Page:Féval - Les Belles-de-nuit ou les Anges de la famille, tome 1, 1850.djvu/215

Cette page a été validée par deux contributeurs.

jusqu’à la nuit, qui ne tardera pas à tomber… et demain nous entrerons dans la rivière de Bordeaux.

— C’est long !… dit Montalt.

— Pas trop !… surtout pour Votre Seigneurie qui a fait le tour de l’Afrique !… Mais ce n’est pas commun, milord, de trouver des gens qui s’ennuient à regarder les côtes du Finistère ! Voilà dix ans que je fais la traversée de Londres à Bordeaux deux fois par semaine, sur les anciens paquebots à voiles, et j’ai toujours vu les gentlemen s’extasier sur la beauté du paysage.

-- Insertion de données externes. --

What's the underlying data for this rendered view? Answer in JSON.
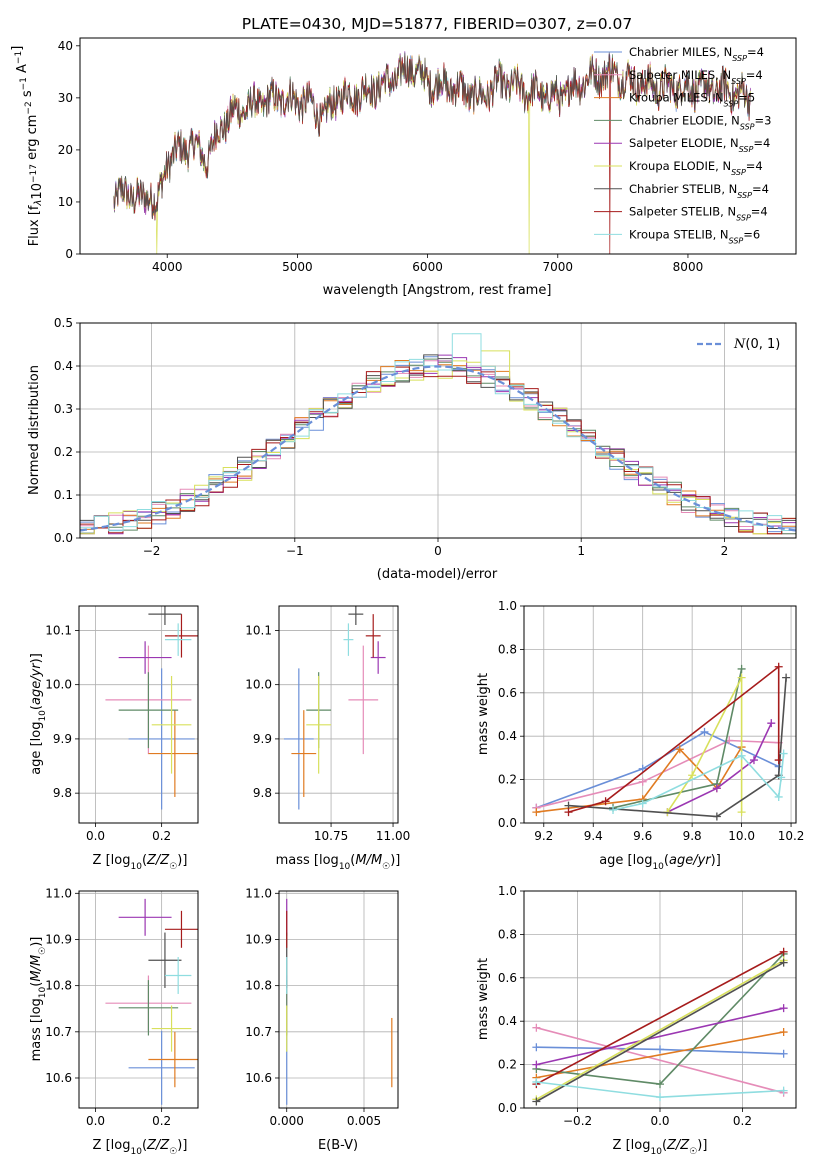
{
  "series_colors": [
    "#6a8fd8",
    "#e58cb8",
    "#e07b22",
    "#5f8a66",
    "#9b37b2",
    "#d8e05c",
    "#505050",
    "#a61c1c",
    "#8fdde0"
  ],
  "legend": [
    {
      "label": "Chabrier MILES, N",
      "sub": "SSP",
      "tail": "=4"
    },
    {
      "label": "Salpeter MILES, N",
      "sub": "SSP",
      "tail": "=4"
    },
    {
      "label": "Kroupa MILES, N",
      "sub": "SSP",
      "tail": "=5"
    },
    {
      "label": "Chabrier ELODIE, N",
      "sub": "SSP",
      "tail": "=3"
    },
    {
      "label": "Salpeter ELODIE, N",
      "sub": "SSP",
      "tail": "=4"
    },
    {
      "label": "Kroupa ELODIE, N",
      "sub": "SSP",
      "tail": "=4"
    },
    {
      "label": "Chabrier STELIB, N",
      "sub": "SSP",
      "tail": "=4"
    },
    {
      "label": "Salpeter STELIB, N",
      "sub": "SSP",
      "tail": "=4"
    },
    {
      "label": "Kroupa STELIB, N",
      "sub": "SSP",
      "tail": "=6"
    }
  ],
  "chart_data": [
    {
      "type": "line",
      "title": "PLATE=0430, MJD=51877, FIBERID=0307, z=0.07",
      "xlabel": "wavelength [Angstrom, rest frame]",
      "ylabel": "Flux [f_λ 10^-17 erg cm^-2 s^-1 A^-1]",
      "ylabel_parts": {
        "a": "Flux [f",
        "b": "λ",
        "c": "10",
        "d": "−17",
        "e": " erg cm",
        "f": "−2",
        "g": " s",
        "h": "−1",
        "i": " A",
        "j": "−1",
        "k": "]"
      },
      "xlim": [
        3330,
        8830
      ],
      "ylim": [
        0,
        41.5
      ],
      "xticks": [
        4000,
        5000,
        6000,
        7000,
        8000
      ],
      "yticks": [
        0,
        10,
        20,
        30,
        40
      ],
      "spectrum_knots": [
        [
          3590,
          10.5
        ],
        [
          3700,
          12
        ],
        [
          3800,
          10
        ],
        [
          3870,
          12
        ],
        [
          3920,
          9
        ],
        [
          4000,
          18
        ],
        [
          4100,
          20
        ],
        [
          4200,
          21
        ],
        [
          4300,
          18
        ],
        [
          4400,
          24
        ],
        [
          4500,
          27
        ],
        [
          4700,
          29
        ],
        [
          4900,
          30
        ],
        [
          5100,
          29
        ],
        [
          5200,
          26
        ],
        [
          5300,
          30
        ],
        [
          5500,
          31
        ],
        [
          5700,
          33
        ],
        [
          5880,
          36
        ],
        [
          6000,
          33
        ],
        [
          6200,
          32
        ],
        [
          6400,
          30
        ],
        [
          6560,
          33
        ],
        [
          6800,
          31
        ],
        [
          7000,
          30
        ],
        [
          7200,
          33.5
        ],
        [
          7400,
          35
        ],
        [
          7600,
          33
        ],
        [
          7800,
          32
        ],
        [
          8000,
          32
        ],
        [
          8300,
          31.5
        ],
        [
          8480,
          30
        ]
      ],
      "drops": [
        {
          "series": 5,
          "x": 3920
        },
        {
          "series": 5,
          "x": 6780
        },
        {
          "series": 7,
          "x": 7400
        }
      ],
      "end_x": [
        8480,
        8480,
        8480,
        8480,
        8480,
        8480,
        8480,
        8480,
        8480
      ]
    },
    {
      "type": "histogram",
      "xlabel": "(data-model)/error",
      "ylabel": "Normed distribution",
      "xlim": [
        -2.5,
        2.5
      ],
      "ylim": [
        0,
        0.5
      ],
      "xticks": [
        -2,
        -1,
        0,
        1,
        2
      ],
      "xtick_labels": [
        "−2",
        "−1",
        "0",
        "1",
        "2"
      ],
      "yticks": [
        0,
        0.1,
        0.2,
        0.3,
        0.4,
        0.5
      ],
      "bin_width": 0.1,
      "reference_curve": {
        "name": "N(0,1)",
        "display": "(0, 1)",
        "mean": 0,
        "sigma": 1
      },
      "peak_outliers": [
        {
          "series": 8,
          "x": 0.2,
          "y": 0.475
        },
        {
          "series": 5,
          "x": 0.4,
          "y": 0.435
        }
      ]
    },
    {
      "type": "scatter",
      "xlabel": "Z [log10(Z/Z☉)]",
      "ylabel": "age  [log10(age/yr)]",
      "xlim": [
        -0.05,
        0.31
      ],
      "ylim": [
        9.745,
        10.145
      ],
      "xticks": [
        0.0,
        0.2
      ],
      "xtick_labels": [
        "0.0",
        "0.2"
      ],
      "yticks": [
        9.8,
        9.9,
        10.0,
        10.1
      ],
      "ytick_labels": [
        "9.8",
        "9.9",
        "10.0",
        "10.1"
      ],
      "points": [
        {
          "x": 0.2,
          "y": 9.9,
          "xe": 0.1,
          "ye": 0.13
        },
        {
          "x": 0.16,
          "y": 9.972,
          "xe": 0.13,
          "ye": 0.1
        },
        {
          "x": 0.24,
          "y": 9.873,
          "xe": 0.08,
          "ye": 0.08
        },
        {
          "x": 0.16,
          "y": 9.953,
          "xe": 0.09,
          "ye": 0.07
        },
        {
          "x": 0.15,
          "y": 10.05,
          "xe": 0.08,
          "ye": 0.03
        },
        {
          "x": 0.23,
          "y": 9.926,
          "xe": 0.06,
          "ye": 0.09
        },
        {
          "x": 0.21,
          "y": 10.13,
          "xe": 0.05,
          "ye": 0.02
        },
        {
          "x": 0.26,
          "y": 10.09,
          "xe": 0.05,
          "ye": 0.04
        },
        {
          "x": 0.25,
          "y": 10.083,
          "xe": 0.04,
          "ye": 0.03
        }
      ]
    },
    {
      "type": "scatter",
      "xlabel": "mass [log10(M/M☉)]",
      "ylabel": "",
      "xlim": [
        10.54,
        11.02
      ],
      "ylim": [
        9.745,
        10.145
      ],
      "xticks": [
        10.75,
        11.0
      ],
      "xtick_labels": [
        "10.75",
        "11.00"
      ],
      "yticks": [
        9.8,
        9.9,
        10.0,
        10.1
      ],
      "ytick_labels": [
        "9.8",
        "9.9",
        "10.0",
        "10.1"
      ],
      "points": [
        {
          "x": 10.62,
          "y": 9.9,
          "xe": 0.06,
          "ye": 0.13
        },
        {
          "x": 10.88,
          "y": 9.972,
          "xe": 0.06,
          "ye": 0.1
        },
        {
          "x": 10.64,
          "y": 9.873,
          "xe": 0.05,
          "ye": 0.08
        },
        {
          "x": 10.7,
          "y": 9.953,
          "xe": 0.05,
          "ye": 0.07
        },
        {
          "x": 10.94,
          "y": 10.05,
          "xe": 0.03,
          "ye": 0.03
        },
        {
          "x": 10.7,
          "y": 9.926,
          "xe": 0.05,
          "ye": 0.09
        },
        {
          "x": 10.85,
          "y": 10.13,
          "xe": 0.03,
          "ye": 0.02
        },
        {
          "x": 10.92,
          "y": 10.09,
          "xe": 0.03,
          "ye": 0.04
        },
        {
          "x": 10.82,
          "y": 10.083,
          "xe": 0.02,
          "ye": 0.03
        }
      ]
    },
    {
      "type": "line",
      "xlabel": "age  [log10(age/yr)]",
      "ylabel": "mass weight",
      "xlim": [
        9.12,
        10.22
      ],
      "ylim": [
        0,
        1.0
      ],
      "xticks": [
        9.2,
        9.4,
        9.6,
        9.8,
        10.0,
        10.2
      ],
      "xtick_labels": [
        "9.2",
        "9.4",
        "9.6",
        "9.8",
        "10.0",
        "10.2"
      ],
      "yticks": [
        0,
        0.2,
        0.4,
        0.6,
        0.8,
        1.0
      ],
      "ytick_labels": [
        "0.0",
        "0.2",
        "0.4",
        "0.6",
        "0.8",
        "1.0"
      ],
      "series": [
        {
          "x": [
            9.17,
            9.6,
            9.85,
            10.15
          ],
          "y": [
            0.07,
            0.25,
            0.42,
            0.26
          ]
        },
        {
          "x": [
            9.17,
            9.6,
            9.95,
            10.15
          ],
          "y": [
            0.07,
            0.19,
            0.38,
            0.37
          ]
        },
        {
          "x": [
            9.17,
            9.6,
            9.75,
            9.9,
            10.0
          ],
          "y": [
            0.05,
            0.11,
            0.34,
            0.16,
            0.35
          ]
        },
        {
          "x": [
            9.48,
            9.9,
            10.0
          ],
          "y": [
            0.07,
            0.18,
            0.71
          ]
        },
        {
          "x": [
            9.7,
            9.9,
            10.05,
            10.12
          ],
          "y": [
            0.05,
            0.16,
            0.29,
            0.46
          ]
        },
        {
          "x": [
            9.7,
            9.8,
            10.0,
            10.0
          ],
          "y": [
            0.05,
            0.22,
            0.67,
            0.05
          ]
        },
        {
          "x": [
            9.3,
            9.9,
            10.15,
            10.18
          ],
          "y": [
            0.08,
            0.03,
            0.22,
            0.67
          ]
        },
        {
          "x": [
            9.3,
            9.45,
            10.15,
            10.15
          ],
          "y": [
            0.05,
            0.1,
            0.72,
            0.29
          ]
        },
        {
          "x": [
            9.48,
            9.6,
            10.0,
            10.15,
            10.16,
            10.17
          ],
          "y": [
            0.06,
            0.09,
            0.31,
            0.12,
            0.21,
            0.32
          ]
        }
      ]
    },
    {
      "type": "scatter",
      "xlabel": "Z [log10(Z/Z☉)]",
      "ylabel": "mass [log10(M/M☉)]",
      "xlim": [
        -0.05,
        0.31
      ],
      "ylim": [
        10.535,
        11.005
      ],
      "xticks": [
        0.0,
        0.2
      ],
      "xtick_labels": [
        "0.0",
        "0.2"
      ],
      "yticks": [
        10.6,
        10.7,
        10.8,
        10.9,
        11.0
      ],
      "ytick_labels": [
        "10.6",
        "10.7",
        "10.8",
        "10.9",
        "11.0"
      ],
      "points": [
        {
          "x": 0.2,
          "y": 10.622,
          "xe": 0.1,
          "ye": 0.08
        },
        {
          "x": 0.16,
          "y": 10.762,
          "xe": 0.13,
          "ye": 0.06
        },
        {
          "x": 0.24,
          "y": 10.64,
          "xe": 0.08,
          "ye": 0.06
        },
        {
          "x": 0.16,
          "y": 10.752,
          "xe": 0.09,
          "ye": 0.06
        },
        {
          "x": 0.15,
          "y": 10.948,
          "xe": 0.08,
          "ye": 0.04
        },
        {
          "x": 0.23,
          "y": 10.707,
          "xe": 0.06,
          "ye": 0.05
        },
        {
          "x": 0.21,
          "y": 10.855,
          "xe": 0.05,
          "ye": 0.06
        },
        {
          "x": 0.26,
          "y": 10.922,
          "xe": 0.05,
          "ye": 0.04
        },
        {
          "x": 0.25,
          "y": 10.822,
          "xe": 0.04,
          "ye": 0.04
        }
      ]
    },
    {
      "type": "scatter",
      "xlabel": "E(B-V)",
      "ylabel": "",
      "xlim": [
        -0.0005,
        0.0072
      ],
      "ylim": [
        10.535,
        11.005
      ],
      "xticks": [
        0.0,
        0.005
      ],
      "xtick_labels": [
        "0.000",
        "0.005"
      ],
      "yticks": [
        10.6,
        10.7,
        10.8,
        10.9,
        11.0
      ],
      "ytick_labels": [
        "10.6",
        "10.7",
        "10.8",
        "10.9",
        "11.0"
      ],
      "points": [
        {
          "x": 0.0,
          "y": 10.622,
          "xe": 0,
          "ye": 0.08
        },
        {
          "x": 0.0,
          "y": 10.762,
          "xe": 0,
          "ye": 0.06
        },
        {
          "x": 0.0068,
          "y": 10.655,
          "xe": 0,
          "ye": 0.075
        },
        {
          "x": 0.0,
          "y": 10.752,
          "xe": 0,
          "ye": 0.06
        },
        {
          "x": 0.0,
          "y": 10.948,
          "xe": 0,
          "ye": 0.04
        },
        {
          "x": 0.0,
          "y": 10.707,
          "xe": 0,
          "ye": 0.05
        },
        {
          "x": 0.0,
          "y": 10.855,
          "xe": 0,
          "ye": 0.06
        },
        {
          "x": 0.0,
          "y": 10.922,
          "xe": 0,
          "ye": 0.04
        },
        {
          "x": 0.0,
          "y": 10.822,
          "xe": 0,
          "ye": 0.04
        }
      ]
    },
    {
      "type": "line",
      "xlabel": "Z [log10(Z/Z☉)]",
      "ylabel": "mass weight",
      "xlim": [
        -0.33,
        0.33
      ],
      "ylim": [
        0,
        1.0
      ],
      "xticks": [
        -0.2,
        0.0,
        0.2
      ],
      "xtick_labels": [
        "−0.2",
        "0.0",
        "0.2"
      ],
      "yticks": [
        0,
        0.2,
        0.4,
        0.6,
        0.8,
        1.0
      ],
      "ytick_labels": [
        "0.0",
        "0.2",
        "0.4",
        "0.6",
        "0.8",
        "1.0"
      ],
      "series": [
        {
          "x": [
            -0.3,
            0.0,
            0.3
          ],
          "y": [
            0.28,
            0.27,
            0.25
          ]
        },
        {
          "x": [
            -0.3,
            0.3
          ],
          "y": [
            0.37,
            0.07
          ]
        },
        {
          "x": [
            -0.3,
            0.3
          ],
          "y": [
            0.14,
            0.35
          ]
        },
        {
          "x": [
            -0.3,
            0.0,
            0.3
          ],
          "y": [
            0.18,
            0.11,
            0.71
          ]
        },
        {
          "x": [
            -0.3,
            0.3
          ],
          "y": [
            0.2,
            0.46
          ]
        },
        {
          "x": [
            -0.3,
            0.3
          ],
          "y": [
            0.04,
            0.68
          ]
        },
        {
          "x": [
            -0.3,
            0.3
          ],
          "y": [
            0.03,
            0.67
          ]
        },
        {
          "x": [
            -0.3,
            0.3
          ],
          "y": [
            0.11,
            0.72
          ]
        },
        {
          "x": [
            -0.3,
            0.0,
            0.3
          ],
          "y": [
            0.12,
            0.05,
            0.08
          ]
        }
      ]
    }
  ]
}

Mais milord a peut-être ses raisons pour ne pas aimer la Bretagne…

Montalt se souleva sur le coude ; ses sourcils s’étaient froncés.

— La Bretagne !… répéta-t-il, la Bretagne !… Il y a des choses qu’on déteste sans les connaître… Il me tarde de ne plus voir cette côte grise et aride que ne peuvent égayer le ciel bleu et le beau soleil…

Il jeta vers le rivage un regard où il y avait une véritable haine ; puis ses yeux se tournèrent vers la haute mer.

— Tout ça dépend des goûts, murmura philosophiquement l’Anglais ; moi la Normandie, la Bretagne, la Vendée, la Guienne… ça m’est égal.